Upon graduation from law school, McMaster worked as a Legislative Assistant to U.S. Senator Strom Thurmond in Washington, D.C. until 1974, when he joined the firm of Tompkins and McMaster. He was admitted to practice before the federal Court of Claims in 1974, the U.S. Court of Appeals for the Fourth Circuit in 1975 and in 1978, upon motion from Thurmond, the Supreme Court of the United States. For almost 29 years, McMaster practiced law, both as a federal prosecutor and in private practice, having represented clients in the state and federal courts, trial and appellate.

On November 23, 2016, President-elect Donald Trump announced his intention to nominate Governor Nikki Haley as Ambassador to the United Nations. On January 24, 2017, Haley was confirmed by the Senate. Later that day, Haley resigned as South Carolina governor and McMaster assumed the governorship. Inaugurated at the age of 69 years and 8 months, McMaster is the oldest person ever to assume the office of governor in South Carolina.

Currently, McMaster is serving the remainder of Governor Nikki Haley’s second term, which expires in January 2019. Per the South Carolina constitution, McMaster is eligible to serve almost ten years as governor: two, four-year terms of his own plus the remainder of Haley’s term. Prior to his ascension to the office of governor, McMaster declared in September 2016 that he would be running in the 2018 election.[30] McMaster has since maintained his electoral ambitions, and is running for a full term of office in 2018.

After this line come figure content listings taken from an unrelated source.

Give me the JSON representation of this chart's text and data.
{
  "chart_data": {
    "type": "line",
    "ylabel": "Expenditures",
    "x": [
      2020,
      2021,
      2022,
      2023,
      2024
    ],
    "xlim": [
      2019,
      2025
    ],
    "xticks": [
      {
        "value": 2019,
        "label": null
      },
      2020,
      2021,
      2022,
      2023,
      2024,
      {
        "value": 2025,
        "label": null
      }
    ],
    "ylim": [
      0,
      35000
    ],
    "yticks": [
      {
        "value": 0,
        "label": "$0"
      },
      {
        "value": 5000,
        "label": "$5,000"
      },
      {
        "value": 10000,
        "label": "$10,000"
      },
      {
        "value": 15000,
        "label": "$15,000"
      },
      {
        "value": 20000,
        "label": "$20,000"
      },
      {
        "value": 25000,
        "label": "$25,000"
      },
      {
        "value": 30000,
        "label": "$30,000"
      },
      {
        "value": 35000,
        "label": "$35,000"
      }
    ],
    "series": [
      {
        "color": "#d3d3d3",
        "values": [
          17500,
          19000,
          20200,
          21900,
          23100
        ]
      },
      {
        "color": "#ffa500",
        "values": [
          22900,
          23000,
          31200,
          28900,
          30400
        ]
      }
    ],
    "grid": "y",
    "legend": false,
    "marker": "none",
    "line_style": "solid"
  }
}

Following McMaster’s first year in office as governor, The State ranked his performance. The publication gave McMaster praise for the addition of 17,000 new jobs for the state, his accessibility when it comes to meeting with state legislators, and his handling of the possible threat posed by Hurricane Irma in 2017. However, it criticized McMaster for the “lack of leadership” demonstrated during his first year as governor; citing his veto of a gas-tax increase which would’ve paid for road repairs and replacements for aging school buses as an example, which was slammed by members of both parties including McMaster’s gubernatorial primary rival, Catherine Templeton. Overall, the publication summed up responses to McMaster’s first year as “mixed.”

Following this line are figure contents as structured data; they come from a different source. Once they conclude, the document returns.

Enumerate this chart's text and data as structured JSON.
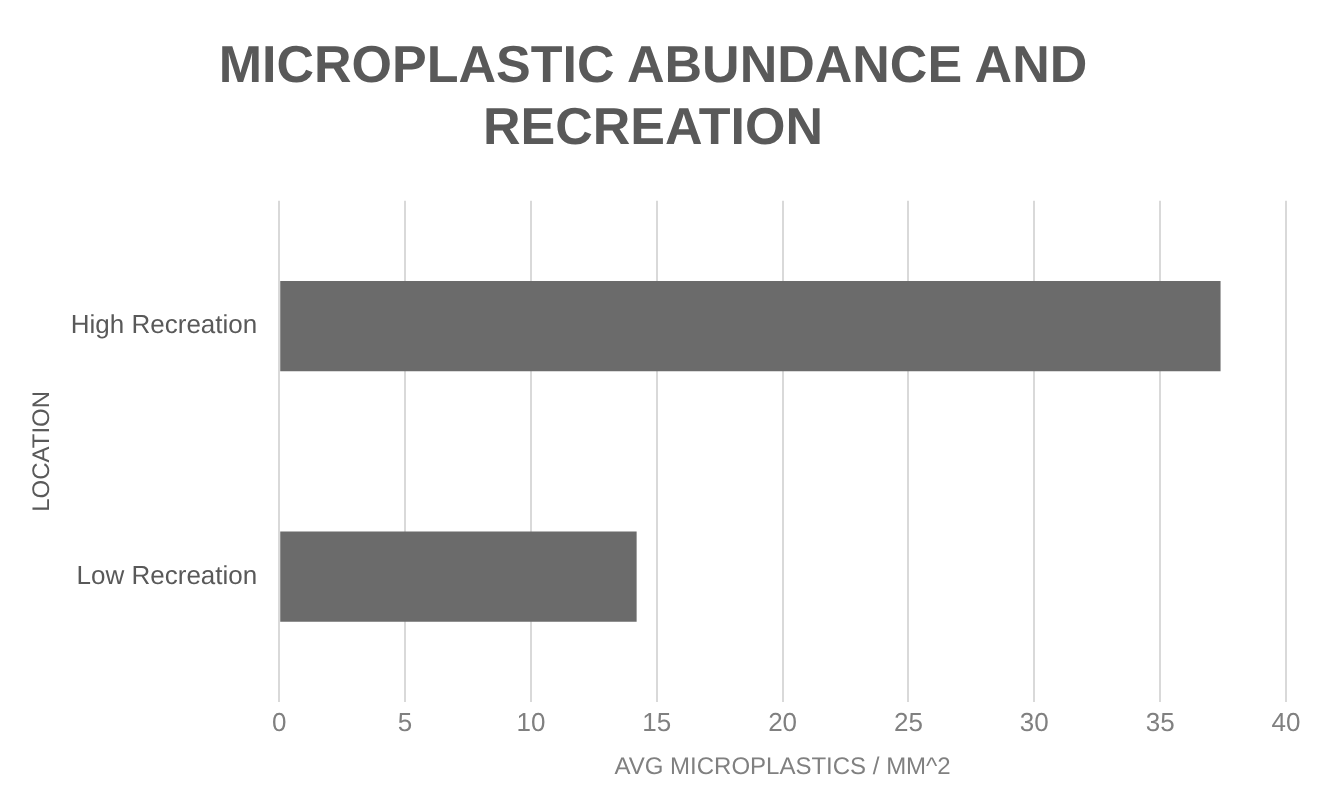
{
  "chart_data": {
    "type": "bar",
    "orientation": "horizontal",
    "title": "MICROPLASTIC ABUNDANCE AND RECREATION",
    "xlabel": "AVG MICROPLASTICS / MM^2",
    "ylabel": "LOCATION",
    "categories": [
      "High Recreation",
      "Low Recreation"
    ],
    "values": [
      37.4,
      14.2
    ],
    "color": "#6b6b6b",
    "xlim": [
      0,
      40
    ],
    "xticks": [
      0,
      5,
      10,
      15,
      20,
      25,
      30,
      35,
      40
    ],
    "grid": "x",
    "legend": false
  }
}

In early 2018, McMaster’s approval rating was estimated to be at 47%, while both his disapproval rating and those not sure of him were both determined to be 25%.

On June 12, 2018, McMaster placed first in the gubernatorial Republican primary. McMaster received 155,072 votes.However, since he received 42.3% of the vote, less than a majority, he faced John Warren in a run-off primary on June 26, 2018.

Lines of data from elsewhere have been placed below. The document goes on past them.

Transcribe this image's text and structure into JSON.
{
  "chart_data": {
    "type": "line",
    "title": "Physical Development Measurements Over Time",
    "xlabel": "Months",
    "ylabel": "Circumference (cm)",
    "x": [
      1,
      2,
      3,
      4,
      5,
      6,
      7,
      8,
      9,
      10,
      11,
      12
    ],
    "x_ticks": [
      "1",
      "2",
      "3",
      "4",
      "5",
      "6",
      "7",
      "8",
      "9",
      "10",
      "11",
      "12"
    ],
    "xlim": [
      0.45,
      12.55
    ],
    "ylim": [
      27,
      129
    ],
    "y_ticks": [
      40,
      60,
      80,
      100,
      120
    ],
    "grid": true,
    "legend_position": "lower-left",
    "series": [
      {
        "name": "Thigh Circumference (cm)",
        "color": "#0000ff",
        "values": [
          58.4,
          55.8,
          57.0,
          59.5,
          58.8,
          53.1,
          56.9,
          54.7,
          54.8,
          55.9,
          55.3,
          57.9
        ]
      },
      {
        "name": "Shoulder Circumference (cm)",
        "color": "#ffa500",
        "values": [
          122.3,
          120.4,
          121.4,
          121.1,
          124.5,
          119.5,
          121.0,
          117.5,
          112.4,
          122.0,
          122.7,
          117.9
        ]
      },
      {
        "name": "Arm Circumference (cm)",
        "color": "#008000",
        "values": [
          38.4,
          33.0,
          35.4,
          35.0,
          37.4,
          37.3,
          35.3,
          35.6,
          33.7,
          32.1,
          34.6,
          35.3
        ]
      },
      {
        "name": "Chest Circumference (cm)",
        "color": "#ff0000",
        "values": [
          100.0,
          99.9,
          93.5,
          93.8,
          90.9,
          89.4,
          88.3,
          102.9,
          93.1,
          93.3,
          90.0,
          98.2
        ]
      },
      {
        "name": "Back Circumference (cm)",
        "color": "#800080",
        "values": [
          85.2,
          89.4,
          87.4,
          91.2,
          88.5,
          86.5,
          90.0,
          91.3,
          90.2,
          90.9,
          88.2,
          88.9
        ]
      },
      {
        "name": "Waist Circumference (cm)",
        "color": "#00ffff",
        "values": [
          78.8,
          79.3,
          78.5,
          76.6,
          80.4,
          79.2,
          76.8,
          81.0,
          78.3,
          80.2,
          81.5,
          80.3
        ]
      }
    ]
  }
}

McMaster chose businesswoman Pamela Evette as his running mate, not incumbent Lieutenant Governor Kevin L. Bryant, who ran against McMaster for the gubernatorial nomination. On June 26, 2018, McMaster defeated businessman John Warren in the Republican primary runoff, receiving approximately 52% of the votes. His Democratic opponent in the general election is James Smith.

McMaster and his wife own several houses and several rental apartments in the Columbia area of South Carolina. One home under the McMaster’s ownership includes the McCord House, which was constructed in 1849 and was used as a Union headquarters during the Civil War.  In 2016, McMaster’s tax returns indicated that he received $7.7 million through rent on such houses and apartments between 2006 and 2015; he paid a little over $500,000 for upkeep, maintenance, and cleaning. Additionally, McMaster reportedly has paid over $16,000 in fines for ordinance violations.